Informatique quantique (1 sur 2)

Les ordinateurs quantiques promettent de reprendre le flambeau des machines classiques sur la belle courbe de la loi de Moore. En pratique vivrons-nous cette évolution comme un simple changement de technologie ? Est-ce que ce sera similaire au passage d’un pentium à celui d’un multicœur ? Pour essayer d’éclaircir les idées sur la question, vous trouverez dans cette première partie quelques notions de physique quantique et dès le mois prochain une présentation de l’informatique quantique.

Horripilante physique quantique

D’un côté Elle est indéniable. En faisant abstraction de la gravitation, Elle explique tout. Ce qui nous entoure, la chimie, l’électronique, la stabilité des éléments elle-même …  Impossible de La récuser. Pire encore, la précision de Ses prévisions dépasse l’entendement : la mesure du moment magnétique de l'électron et le calcul théorique sont en accord avec onze chiffres significatifs. Pas le choix, il faut faire avec. On est tenu de L’accepter.

D’un autre côté Elle nous oblige à avaler des couleuvres : une particule n’existe que quand on la regarde, deux particules ayant été en contact peuvent rester liées quel que soit leur éloignement. Très très déstabilisant. Il nous faut oublier toute représentation mentale d’une particule, oublier toute notion de trajectoire, ne pas suivre nos intuitions et laisser notre bon sens loin de chez nous. Il faut se laisser guider par les seules mathématiques.

La mécanique quantique décrit la physique du tout petit à l’échelle de l’électron et en dessous. Le pas suivant sera l’unification des théories quantiques et gravitationnelles. Théorie des cordes ou gravitation quantique à boucles ? Les deux théories sont aujourd’hui en lice.

La mécanique quantique est tellement déconcertante que les efforts pour l’interpréter ont enfanté des théories où des univers se dédoublent, d’autres où la conscience de l’expérimentateur influe sur la mesure. Nous nous plaçons dans la suite de ce papier dans l’interprétation dite de Copenhague qui fait autorité de nos jours. Petit rappel (de mémoire) de l’avertissement de Richard Feynman : « Ce que je vais vous dire va vous paraître absurde, mais c’est la nature qui est absurde ».

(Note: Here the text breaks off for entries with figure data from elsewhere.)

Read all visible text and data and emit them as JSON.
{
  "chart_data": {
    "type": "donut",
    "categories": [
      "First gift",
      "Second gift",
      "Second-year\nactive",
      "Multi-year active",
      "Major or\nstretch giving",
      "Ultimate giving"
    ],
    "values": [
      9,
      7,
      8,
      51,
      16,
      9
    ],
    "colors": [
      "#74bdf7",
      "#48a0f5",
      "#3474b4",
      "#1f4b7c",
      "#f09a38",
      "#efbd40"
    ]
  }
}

Précisons ces idées avec trois aspects structurants pour l’informatique quantique : la superposition, la décohérence et l’intrication.

Superposition

La superposition décrit cet état défiant l’intuition où on est dans l’incapacité de préciser les paramètres (spin, position, quantité de mouvement etc.) d’une particule.  La cause n’est pas à chercher dans quelque faiblesse de nos méthodes d’observation : la particule n’est alors plus physiquement définie. Son état est indéterminé.

S’il est un domaine où il faut se méfier des analogies, c’est bien celui de la mécanique quantique. Cela dit, une question stupide me revenait régulièrement à l’esprit : si l’image d’un film me montre un personnage bras baissé puis la suivante le bras levé je vois quelqu’un qui lève la main. Et pourtant, qui me prouve qu’entre ces deux images le personnage ne s’est pas gratté la joue ou l’oreille ? Pourquoi n’aurait-il pas chassé une mouche ? Questions sans réponse car là aussi c’est indéterminé.

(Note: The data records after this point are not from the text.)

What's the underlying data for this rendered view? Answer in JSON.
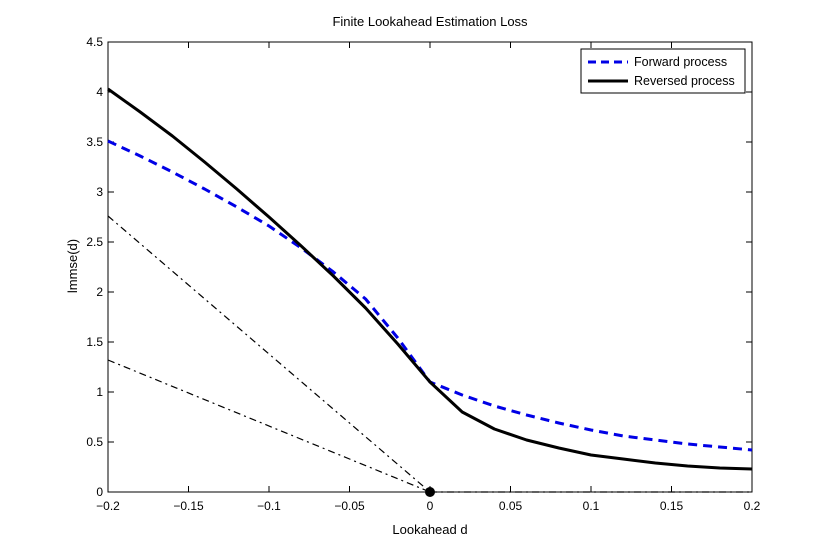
{
  "chart_data": {
    "type": "line",
    "title": "Finite Lookahead Estimation Loss",
    "xlabel": "Lookahead d",
    "ylabel": "lmmse(d)",
    "xlim": [
      -0.2,
      0.2
    ],
    "ylim": [
      0,
      4.5
    ],
    "x_ticks": [
      -0.2,
      -0.15,
      -0.1,
      -0.05,
      0,
      0.05,
      0.1,
      0.15,
      0.2
    ],
    "x_tick_labels": [
      "−0.2",
      "−0.15",
      "−0.1",
      "−0.05",
      "0",
      "0.05",
      "0.1",
      "0.15",
      "0.2"
    ],
    "y_ticks": [
      0,
      0.5,
      1,
      1.5,
      2,
      2.5,
      3,
      3.5,
      4,
      4.5
    ],
    "y_tick_labels": [
      "0",
      "0.5",
      "1",
      "1.5",
      "2",
      "2.5",
      "3",
      "3.5",
      "4",
      "4.5"
    ],
    "grid": false,
    "legend_position": "top-right",
    "series": [
      {
        "name": "Forward process",
        "style": "dashed",
        "color": "#0000e6",
        "x": [
          -0.2,
          -0.18,
          -0.16,
          -0.14,
          -0.12,
          -0.1,
          -0.08,
          -0.06,
          -0.04,
          -0.02,
          0,
          0.02,
          0.04,
          0.06,
          0.08,
          0.1,
          0.12,
          0.14,
          0.16,
          0.18,
          0.2
        ],
        "y": [
          3.51,
          3.36,
          3.2,
          3.03,
          2.85,
          2.66,
          2.44,
          2.2,
          1.93,
          1.54,
          1.1,
          0.97,
          0.86,
          0.77,
          0.69,
          0.62,
          0.56,
          0.52,
          0.48,
          0.45,
          0.42
        ]
      },
      {
        "name": "Reversed process",
        "style": "solid",
        "color": "#000000",
        "x": [
          -0.2,
          -0.18,
          -0.16,
          -0.14,
          -0.12,
          -0.1,
          -0.08,
          -0.06,
          -0.04,
          -0.02,
          0,
          0.02,
          0.04,
          0.06,
          0.08,
          0.1,
          0.12,
          0.14,
          0.16,
          0.18,
          0.2
        ],
        "y": [
          4.03,
          3.8,
          3.56,
          3.3,
          3.03,
          2.75,
          2.46,
          2.16,
          1.84,
          1.48,
          1.1,
          0.8,
          0.63,
          0.52,
          0.44,
          0.37,
          0.33,
          0.29,
          0.26,
          0.24,
          0.23
        ]
      }
    ],
    "reference_lines": [
      {
        "name": "asymptote-steep",
        "style": "dashdot",
        "color": "#000000",
        "x": [
          -0.2,
          0
        ],
        "y": [
          2.76,
          0
        ]
      },
      {
        "name": "asymptote-shallow",
        "style": "dashdot",
        "color": "#000000",
        "x": [
          -0.2,
          0
        ],
        "y": [
          1.32,
          0
        ]
      },
      {
        "name": "zero-baseline",
        "style": "dashdot",
        "color": "#000000",
        "x": [
          0,
          0.2
        ],
        "y": [
          0,
          0
        ]
      }
    ],
    "marker": {
      "x": 0,
      "y": 0
    }
  }
}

La particule est représentée comme un vecteur décrivant un champ dans un espace mathématique, l’espace de Hilbert. Chaque vecteur est une somme de vecteurs représentant chacun les différentes possibilités des valeurs que peuvent prendre les paramètres (spin, position, quantité de mouvement etc.). Il permet de calculer les probabilités d’occurrence de chacun des états. Cette fonction mathématique est une onde qui s’étale dans tout l’espace, la fonction d’onde de Schrödinger. L’état d’un système quantique est mathématiquement décrit par une somme infinie de vecteurs dont le physicien Richard Feynman à l’origine de l’électrodynamique quantique a édifié les règles de calcul.

Au cours de cette phase de superposition les expressions telles « un photon passe par les deux fentes » ou « le chat est à la fois mort et vivant » n’ont de fait pas de signification puisque trajectoires comme états sont indéterminés. Il est d‘ailleurs préférable de parler d’indétermination plutôt que d’incertitude, ce dernier terme pouvant évoquer à tort un problème de méthode de mesure. Heisenberg a utilisé « incertitude » dans un tout premier temps et l’a rapidement rectifié en « indétermination ». Trop tard : les traductions françaises avaient déjà gravé l’incertitude dans le marbre.

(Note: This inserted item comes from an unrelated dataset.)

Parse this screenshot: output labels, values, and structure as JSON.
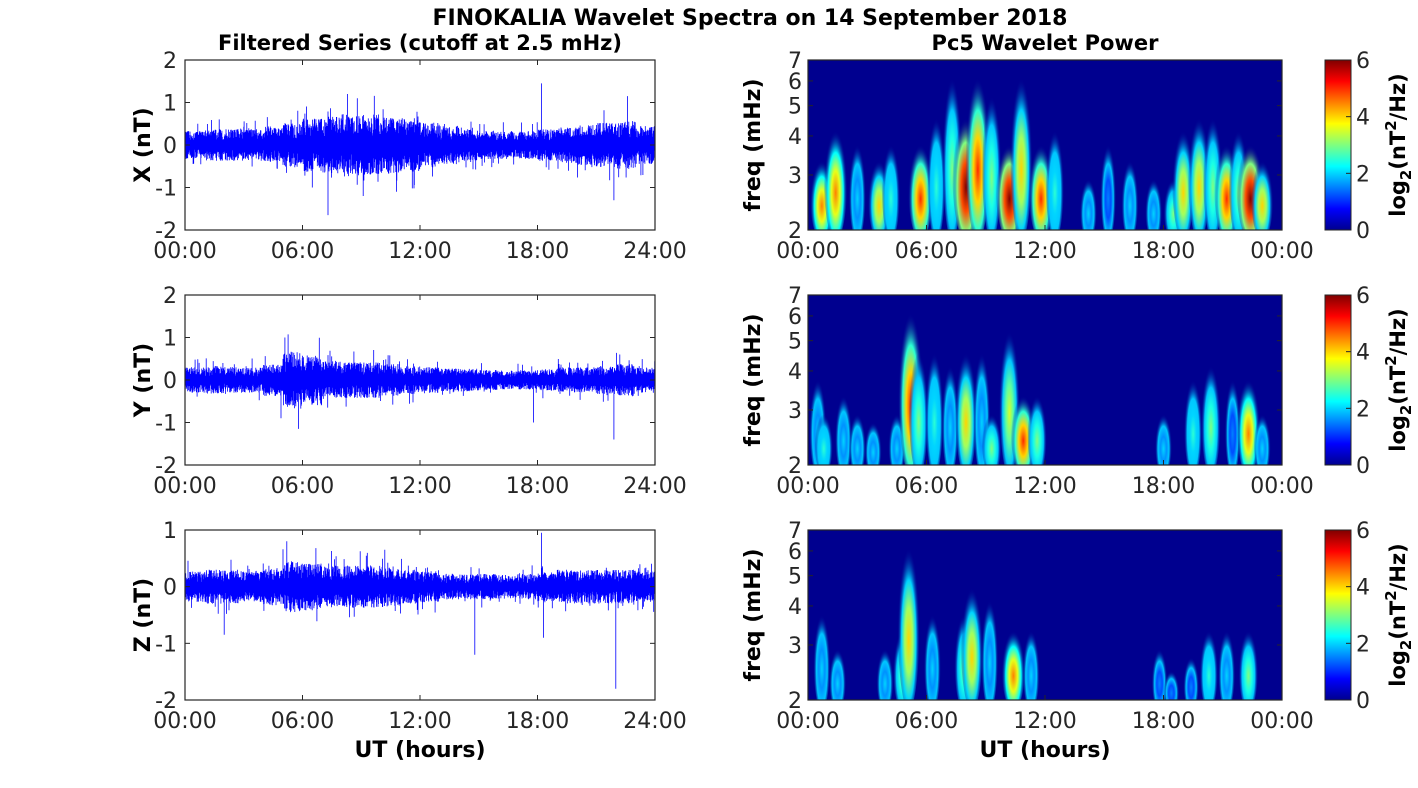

Expérimentalement, on peut mettre en évidence le phénomène de superposition grâce aux figures d’interférences. En physique classique la lumière est vue comme une onde et les figures d’interférence se créent naturellement lorsque les ondes lumineuses atteignent un écran après être passée par deux fentes.

En physique quantique, les photons sont envoyés individuellement. Et surprise les figures d’interférence dues aux ondes se construisent photon après photon. Tout comme avec les faisceaux lumineux de Young en 1801, la figure disparaît si une des deux fentes est obstruée. Un photon « connaît » toutes les routes pour aller d’un point à un autre. On ne peut pas définir la trajectoire d’un photon passant par l’une ou l’autre des fentes. Entre la source et l’écran il y a superposition des deux routes possibles. Notons qu’envoyer les photons un par un a longtemps relevé de l’expérience de pensée et que ce n’est que dans les années 1980 que le physicien français Philippe Grangier y est parvenu à Orsay.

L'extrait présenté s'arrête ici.